In late 2019, the company faced allegations of discrimination, bullying and favouritism from some former and then-current employees. The company pledged to make changes, including establishing a complaints hotline and appointing an external culture specialist.

The onset of the COVID-19 pandemic led Mecca to temporarily close all its stores for part of 2020 and shift its business focus to online. In August 2020, Mecca began selling into China through the ecommerce platform Tmall Global, although it pulled out in November 2023.

In July 2021, the company launched a podcast called Mecca Talks. In August 2022, Mecca relaunched its Kit brand as a gender-neutral, plant-based skincare range.

In 2023, an independent review commissioned by the company found that 1600 current and former employees had been underpaid between July 2016 and July 2022 and were owed a combined total of about $560,000. The company paid back the employees.

In June 2023, Mecca expanded to the UK by selling its best-selling product, the To Save Face SPF50+ Superscreen, on its UK website.

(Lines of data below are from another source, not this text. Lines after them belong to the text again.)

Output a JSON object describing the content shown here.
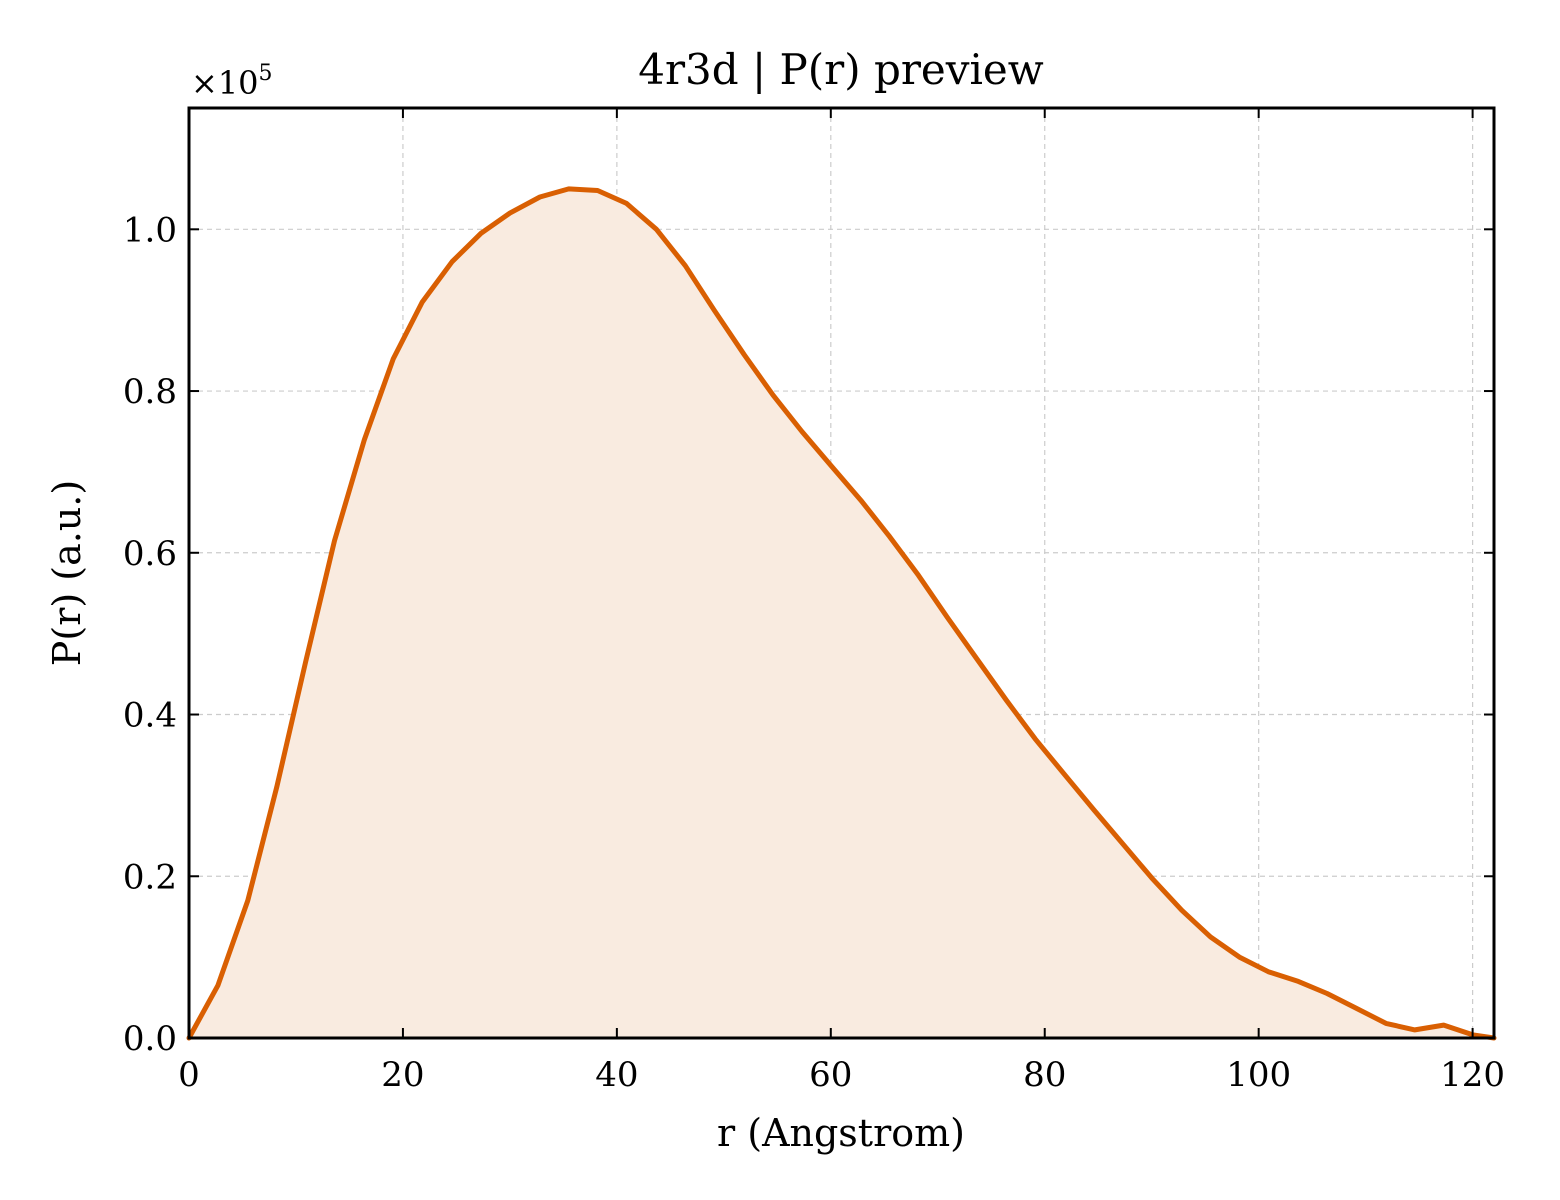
{
  "chart_data": {
    "type": "area",
    "title": "4r3d | P(r) preview",
    "xlabel": "r (Angstrom)",
    "ylabel": "P(r) (a.u.)",
    "y_multiplier": "×10",
    "y_exponent": "5",
    "xlim": [
      0,
      122
    ],
    "ylim": [
      0,
      1.15
    ],
    "xticks": [
      0,
      20,
      40,
      60,
      80,
      100,
      120
    ],
    "xtick_labels": [
      "0",
      "20",
      "40",
      "60",
      "80",
      "100",
      "120"
    ],
    "yticks": [
      0.0,
      0.2,
      0.4,
      0.6,
      0.8,
      1.0
    ],
    "ytick_labels": [
      "0.0",
      "0.2",
      "0.4",
      "0.6",
      "0.8",
      "1.0"
    ],
    "grid": true,
    "legend": "none",
    "line_color": "#d95f02",
    "fill_color": "#f9ebe0",
    "series": [
      {
        "x": [
          0,
          2.7,
          5.5,
          8.2,
          10.9,
          13.6,
          16.4,
          19.1,
          21.8,
          24.6,
          27.3,
          30.0,
          32.8,
          35.5,
          38.2,
          40.9,
          43.7,
          46.4,
          49.1,
          51.9,
          54.6,
          57.3,
          60.0,
          62.8,
          65.5,
          68.2,
          70.9,
          73.7,
          76.4,
          79.1,
          81.9,
          84.6,
          87.3,
          90.0,
          92.8,
          95.5,
          98.2,
          100.9,
          103.7,
          106.4,
          109.1,
          111.9,
          114.6,
          117.3,
          120.0,
          122.0
        ],
        "y": [
          0.0,
          0.065,
          0.17,
          0.31,
          0.465,
          0.615,
          0.74,
          0.84,
          0.91,
          0.96,
          0.995,
          1.02,
          1.04,
          1.05,
          1.048,
          1.032,
          1.0,
          0.955,
          0.9,
          0.845,
          0.795,
          0.75,
          0.708,
          0.665,
          0.62,
          0.572,
          0.52,
          0.468,
          0.418,
          0.37,
          0.325,
          0.282,
          0.24,
          0.198,
          0.158,
          0.125,
          0.1,
          0.082,
          0.07,
          0.055,
          0.037,
          0.018,
          0.01,
          0.016,
          0.004,
          0.0
        ]
      }
    ]
  }
}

In August 2025, Mecca opened its new Melbourne flagship store on Bourke Street. Spanning 4000 m2 over three levels, it is the biggest beauty store in the world. Mecca launched its first Mecca Apothecary concept as part of the store. The space incorporates services such as consultations with naturopaths from health collective Melbourne Apothecary, ear seeds, and products ranging from teas to tongue scrapers.

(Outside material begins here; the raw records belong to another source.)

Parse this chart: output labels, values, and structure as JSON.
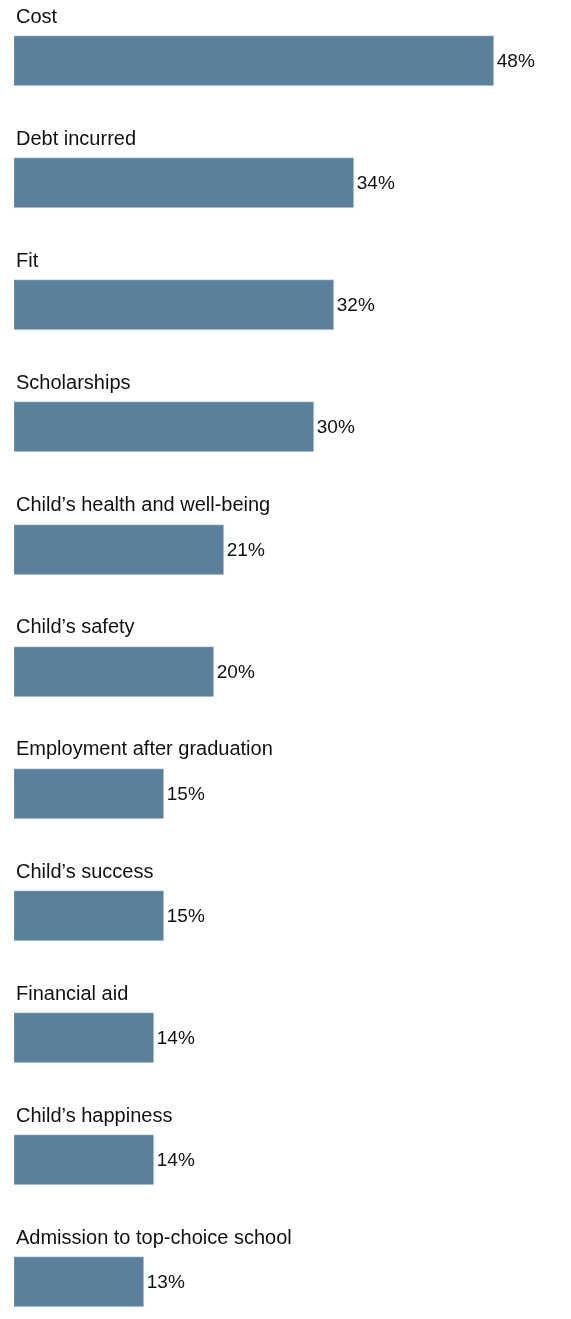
{
  "chart_data": {
    "type": "bar",
    "orientation": "horizontal",
    "categories": [
      "Cost",
      "Debt incurred",
      "Fit",
      "Scholarships",
      "Child’s health and well-being",
      "Child’s safety",
      "Employment after graduation",
      "Child’s success",
      "Financial aid",
      "Child’s happiness",
      "Admission to top-choice school"
    ],
    "values": [
      48,
      34,
      32,
      30,
      21,
      20,
      15,
      15,
      14,
      14,
      13
    ],
    "value_labels": [
      "48%",
      "34%",
      "32%",
      "30%",
      "21%",
      "20%",
      "15%",
      "15%",
      "14%",
      "14%",
      "13%"
    ],
    "color": "#5b809c",
    "legend": false
  }
}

In January 2026, Mecca announced it would close its Myer concession stores by September 2026. In March, three companies associated with Mecca were fined a total of $594,000 fine by ASIC for failing to lodge audited financial reports for 2024 on time.

== Operations ==
Jo Horgan leads the business with her husband Peter Wetenhall who is co-owner and co-chief executive. The company's headquarters and support centre is located in Richmond. Horgan was named Melburnian of the Year in the 2025 Melbourne Awards.

There are over 110 Mecca stores across Australia and New Zealand. Mecca has three types of stores: Mecca Cosmetica, the original prestige boutique concept; Mecca Maxima, aimed at younger consumers; and Mecca, which combines both concepts. Additionally, Mecca has concessions in seven Myer department stores, as of 2023. Some Mecca stores also offer services such as ear piercing, facials, injectables, brow shaping and blow dries.

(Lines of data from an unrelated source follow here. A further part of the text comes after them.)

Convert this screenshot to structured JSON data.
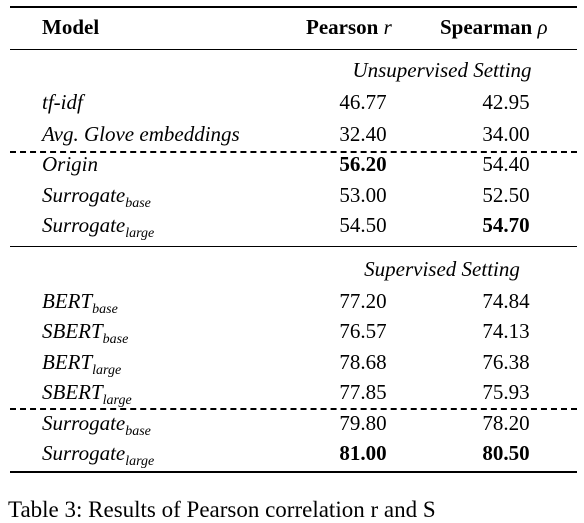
{
  "header": {
    "model": "Model",
    "pearson_label": "Pearson",
    "pearson_symbol": "r",
    "spearman_label": "Spearman",
    "spearman_symbol": "ρ"
  },
  "sections": {
    "unsupervised": "Unsupervised Setting",
    "supervised": "Supervised Setting"
  },
  "unsupervised_rows": [
    {
      "model": "tf-idf",
      "sub": "",
      "pearson": "46.77",
      "spearman": "42.95"
    },
    {
      "model": "Avg. Glove embeddings",
      "sub": "",
      "pearson": "32.40",
      "spearman": "34.00"
    },
    {
      "model": "Origin",
      "sub": "",
      "pearson": "56.20",
      "spearman": "54.40"
    },
    {
      "model": "Surrogate",
      "sub": "base",
      "pearson": "53.00",
      "spearman": "52.50"
    },
    {
      "model": "Surrogate",
      "sub": "large",
      "pearson": "54.50",
      "spearman": "54.70"
    }
  ],
  "supervised_rows": [
    {
      "model": "BERT",
      "sub": "base",
      "pearson": "77.20",
      "spearman": "74.84"
    },
    {
      "model": "SBERT",
      "sub": "base",
      "pearson": "76.57",
      "spearman": "74.13"
    },
    {
      "model": "BERT",
      "sub": "large",
      "pearson": "78.68",
      "spearman": "76.38"
    },
    {
      "model": "SBERT",
      "sub": "large",
      "pearson": "77.85",
      "spearman": "75.93"
    },
    {
      "model": "Surrogate",
      "sub": "base",
      "pearson": "79.80",
      "spearman": "78.20"
    },
    {
      "model": "Surrogate",
      "sub": "large",
      "pearson": "81.00",
      "spearman": "80.50"
    }
  ],
  "caption": "Table 3: Results of Pearson correlation r and S"
}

The company stocks products from over 200 brands, a majority of which (around 80% in 2025) are exclusive to the company in Australia. Mecca manages sales, marketing and distribution for the brands. Mecca's private label brands are Mecca Cosmetica, Mecca Max, Kit and Mecca-ssentials.

The company has over 8000 employees, of which 95% are female. Staff receive 200 hours of training in their first year. Meccaversity—the company's beauty education portal—was developed and launched for employees in May 2020 and later opened up to customers. Mecca's loyalty program is called Beauty Loop. It has 2.9 million members, as of 2025.